Sejarahnya adalah mulai dari pembangunan Kamp Mentoko oleh beberapa peneliti
luar pada tahun 1970, lalu dilanjutkan dengan Kamp Prevab (Suzuki), hingga yang
terakhir adalah Kamp Bendili. Stasiun Riset Mentoko merupakan stasiun riset
orangutan pertama di Indonesia, dengan fokus utama meneliti orangutan Pongo
pygmaeus subspesies morius dengan jumlah populasi terbesar yaitu
sekitar 14.000 spesies. Stasiun ini memiliki riwayat kebakaran sebanyak 2 kali.
Kegiatan yang berlangsung di Stasiun Riset Mentoko antara lain penelitian,
pendidikan lingkungan, wisata, pemberdayaan masyarakat, serta pemulihan
ekosistem seperti perbanyakan pohon pakan.
Materi 2: Bu Renie
Djojoasmoro dari Orangutan Foundation Indonesia
Bergeser ke Kalimantan
Tengah, Bu Renie menjelaskan tentang stasiun riset yang ada di TN Tanjung
Puting, yaitu Stasiun Riset Kamp Leakey dengan luas kurang lebih 4100 Ha.
Stasiun ini didirikan oleh Dr. Birute Galdikas yang juga mendirikan OFI
(sebelumnya bernama ORCP; Orangutan Research and Conservation Project). Dr.
Birute Galdikas mengabdikan 10.000 jam untuk pengamatan orangutan liar dan
mencatatkan banyak data yang sebelumnya tidak pernah ada detailnya.

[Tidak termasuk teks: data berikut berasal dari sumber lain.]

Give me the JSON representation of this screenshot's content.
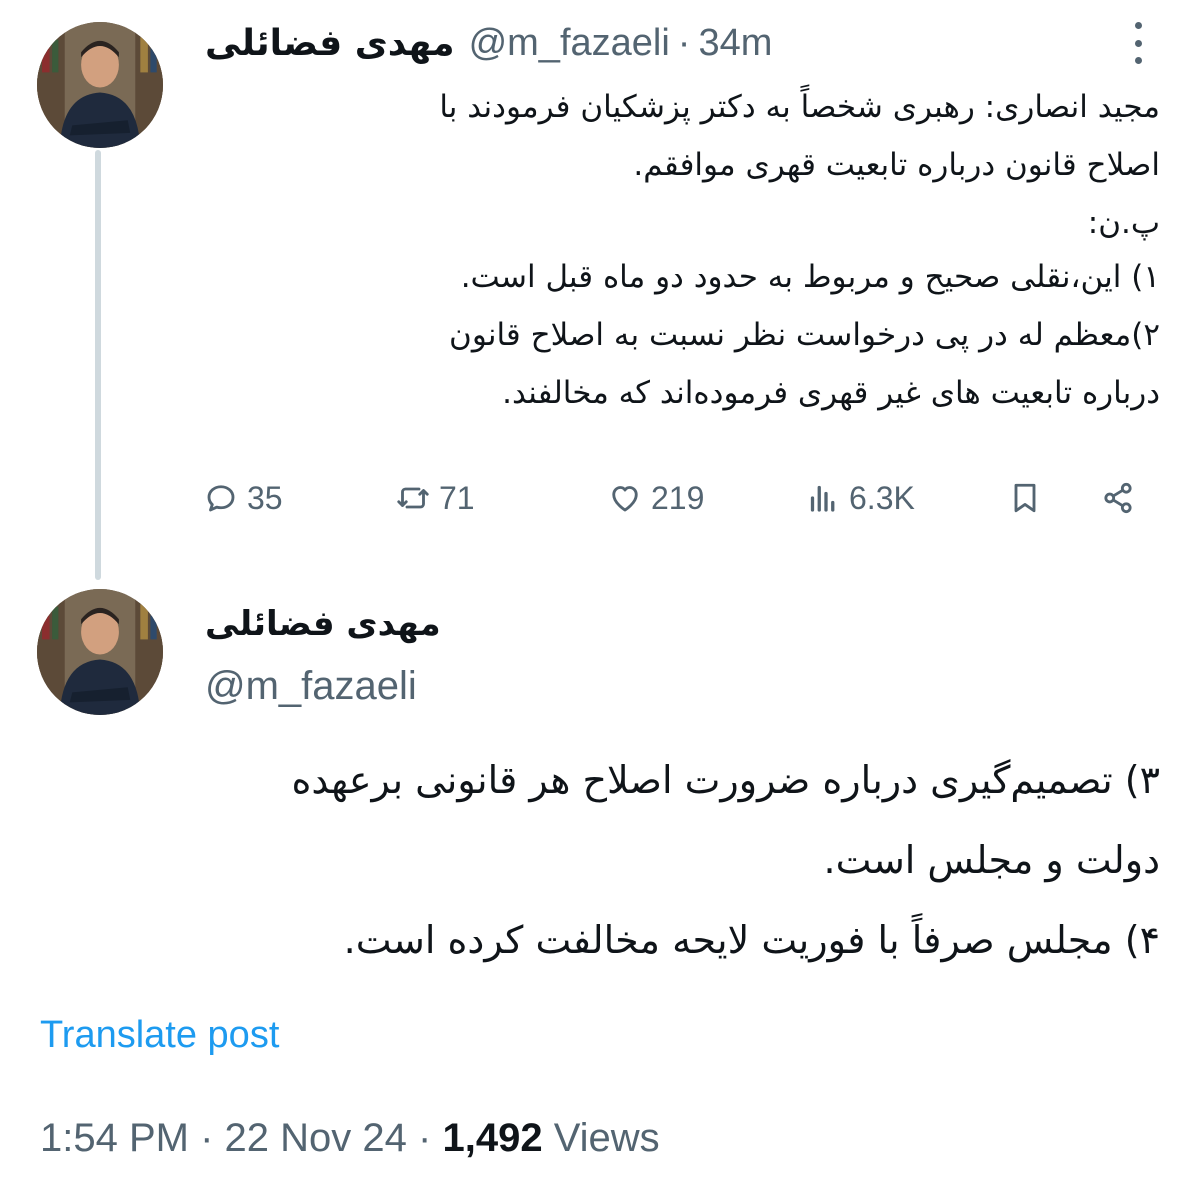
{
  "tweet1": {
    "author_name": "مهدی فضائلی",
    "handle": "@m_fazaeli",
    "separator": "·",
    "time_ago": "34m",
    "lines": [
      "مجید انصاری: رهبری شخصاً به دکتر پزشکیان فرمودند با",
      "اصلاح قانون درباره تابعیت قهری موافقم.",
      "پ.ن:",
      "۱) این،نقلی صحیح و مربوط به حدود دو ماه قبل است.",
      "۲)معظم له در پی درخواست نظر نسبت به اصلاح قانون",
      "درباره تابعیت های غیر قهری فرموده‌اند که مخالفند."
    ],
    "actions": {
      "replies": "35",
      "reposts": "71",
      "likes": "219",
      "views": "6.3K"
    },
    "icons": [
      "more-icon",
      "reply-icon",
      "repost-icon",
      "like-icon",
      "views-icon",
      "bookmark-icon",
      "share-icon"
    ]
  },
  "tweet2": {
    "author_name": "مهدی فضائلی",
    "handle": "@m_fazaeli",
    "lines": [
      "۳) تصمیم‌گیری درباره ضرورت اصلاح هر قانونی برعهده",
      "دولت و مجلس است.",
      "۴) مجلس صرفاً با فوریت لایحه مخالفت کرده است."
    ],
    "translate_label": "Translate post",
    "time": "1:54 PM",
    "date": "22 Nov 24",
    "separator": "·",
    "views_count": "1,492",
    "views_label": "Views"
  },
  "colors": {
    "text": "#0f1419",
    "secondary": "#536471",
    "link": "#1d9bf0",
    "thread_line": "#cfd9de"
  }
}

Materi 3: Bapak Hendra Gunawan dari Orangutan Foundation UI
Pak Hendra berfokus
pada Suaka Margasatwa Lamandau, terutama fasilitas penelitiannya. SM Lamandau
tidak memiliki stasiun riset, namun memiliki banyak fasilitas yang bisa
digunakan untuk mendukung penelitian. Terdapat banyak definisi dan batasan
terkait kegiatan penelitian, dan dinyatakan bahwa stasiun penelitian ditetapkan
oleh Kepala UPT dengan persetujuan Dirjen KLHK. Terdapat berbagai zona dengan
berbagai ketentuan serta sarana dan prasana, dan diketahui bahwa stasiun
penelitian dapat terdiri dari beberapa stasiun pengamatan. Diceritakan pula
pengalaman dari Pak Hendra di berbagai stasiun penelitian yang ada di luar
kawasan Lamandau, seperti misalnya Stasiun Riset Pondok Ambung di TN Tanjung
Puting. Diberitahukan pula beasiswa untuk para mahasiswa penelitian yang hendak
melakukan riset orangutan, dengan topik prioritas tertentu.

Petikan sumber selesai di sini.